This content was published: January 26, 2015. Phone numbers, email addresses, and other information may have changed.
Crowd jams gymnasium for 16th powwow
Photos and Story by James Hill
It’s hard to imagine that PCC’s annual celebration of Native American culture and tradition turned 16 this month.
The teen years haven’t taken anything away from the powwow, which featured drum groups and dancers from across the region, Native American crafts and food, activities for children, and raffle prizes. More than 1,000 visitors attended the event on Saturday, Jan. 17, at the Sylvania Campus.
For interim Sylvania Campus President Suzanne Johnson, it wasn’t her 16th powwow, but her first. Johnson came to PCC last summer to fill the Sylvania Campus president position on an interim basis. She had been the interim dean of the college and co-chair of the accreditation review committee for Dowling College in New York.

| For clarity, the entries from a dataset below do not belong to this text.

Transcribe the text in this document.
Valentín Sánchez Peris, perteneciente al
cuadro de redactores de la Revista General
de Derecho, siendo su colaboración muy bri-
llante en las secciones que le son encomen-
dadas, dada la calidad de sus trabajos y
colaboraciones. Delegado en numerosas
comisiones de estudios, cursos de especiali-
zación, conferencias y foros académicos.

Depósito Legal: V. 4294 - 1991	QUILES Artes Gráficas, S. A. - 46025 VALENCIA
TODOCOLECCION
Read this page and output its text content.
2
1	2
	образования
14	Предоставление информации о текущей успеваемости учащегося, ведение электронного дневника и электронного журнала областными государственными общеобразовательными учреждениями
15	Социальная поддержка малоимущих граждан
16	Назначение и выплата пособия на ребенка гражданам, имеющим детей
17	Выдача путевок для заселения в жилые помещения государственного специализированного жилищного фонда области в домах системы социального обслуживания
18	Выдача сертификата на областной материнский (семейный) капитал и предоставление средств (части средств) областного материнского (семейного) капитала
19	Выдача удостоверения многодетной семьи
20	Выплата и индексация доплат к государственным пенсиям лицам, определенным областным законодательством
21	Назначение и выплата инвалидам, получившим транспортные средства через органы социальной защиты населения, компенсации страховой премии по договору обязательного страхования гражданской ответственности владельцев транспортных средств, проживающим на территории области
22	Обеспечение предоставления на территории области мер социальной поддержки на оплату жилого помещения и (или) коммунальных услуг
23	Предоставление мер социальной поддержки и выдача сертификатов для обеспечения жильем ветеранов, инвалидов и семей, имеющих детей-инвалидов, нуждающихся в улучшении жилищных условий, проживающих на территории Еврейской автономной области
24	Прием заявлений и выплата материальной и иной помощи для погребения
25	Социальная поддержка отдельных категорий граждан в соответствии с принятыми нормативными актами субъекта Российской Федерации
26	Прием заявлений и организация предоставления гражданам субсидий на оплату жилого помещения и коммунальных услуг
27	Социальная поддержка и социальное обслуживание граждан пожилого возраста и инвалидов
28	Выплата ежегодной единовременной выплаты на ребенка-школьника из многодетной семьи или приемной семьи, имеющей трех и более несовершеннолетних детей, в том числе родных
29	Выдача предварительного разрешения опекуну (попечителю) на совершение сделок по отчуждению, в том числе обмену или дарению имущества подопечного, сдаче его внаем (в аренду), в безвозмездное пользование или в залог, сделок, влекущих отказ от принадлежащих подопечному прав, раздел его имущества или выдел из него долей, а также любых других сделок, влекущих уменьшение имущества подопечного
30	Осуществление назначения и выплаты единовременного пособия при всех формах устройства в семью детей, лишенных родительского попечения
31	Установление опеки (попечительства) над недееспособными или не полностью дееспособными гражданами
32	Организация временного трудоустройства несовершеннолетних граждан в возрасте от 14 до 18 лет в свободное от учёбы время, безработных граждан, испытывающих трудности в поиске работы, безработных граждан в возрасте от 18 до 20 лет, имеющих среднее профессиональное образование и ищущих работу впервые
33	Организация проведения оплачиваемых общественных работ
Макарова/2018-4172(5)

“A powwow is for the people,” she told the crowd. “For the people to come together, to celebrate their rich culture. To dance and to sing and to drum. To share the meaning of tradition, to learn from the elders, to build new friendships and to celebrate the success of young ones. One of the goals of this day centers on young people. Not only does Powwow enlighten visitors about Native American heritage, the event offers inspiration, fellowship and encouragement to Native American students at PCC as they work towards their goals in higher education.”
Proceeds from the powwow support the Native American Student Scholarship, which aims to increase access and retention of Native American students at PCC. Various raffles on the floor of the powwow raised additional fund for the scholarship. PCC President Jeremy Brown added that the day was one to preserve and honor Oregon’s rich Native American communities.
“It’s an event that brings together the Native community – and the many communities PCC serves – to celebrate beauty and spirit in a day here at the Sylvania Campus. Such diversity is the hallmark of community colleges in general – and PCC in particular,” he said. “The college is made up of students, staff and faculty who bring a remarkable array of cultures, histories and experiences with them to our campuses. These differences of perspective are critical tools for learning; they help us to understand more about our world and ourselves.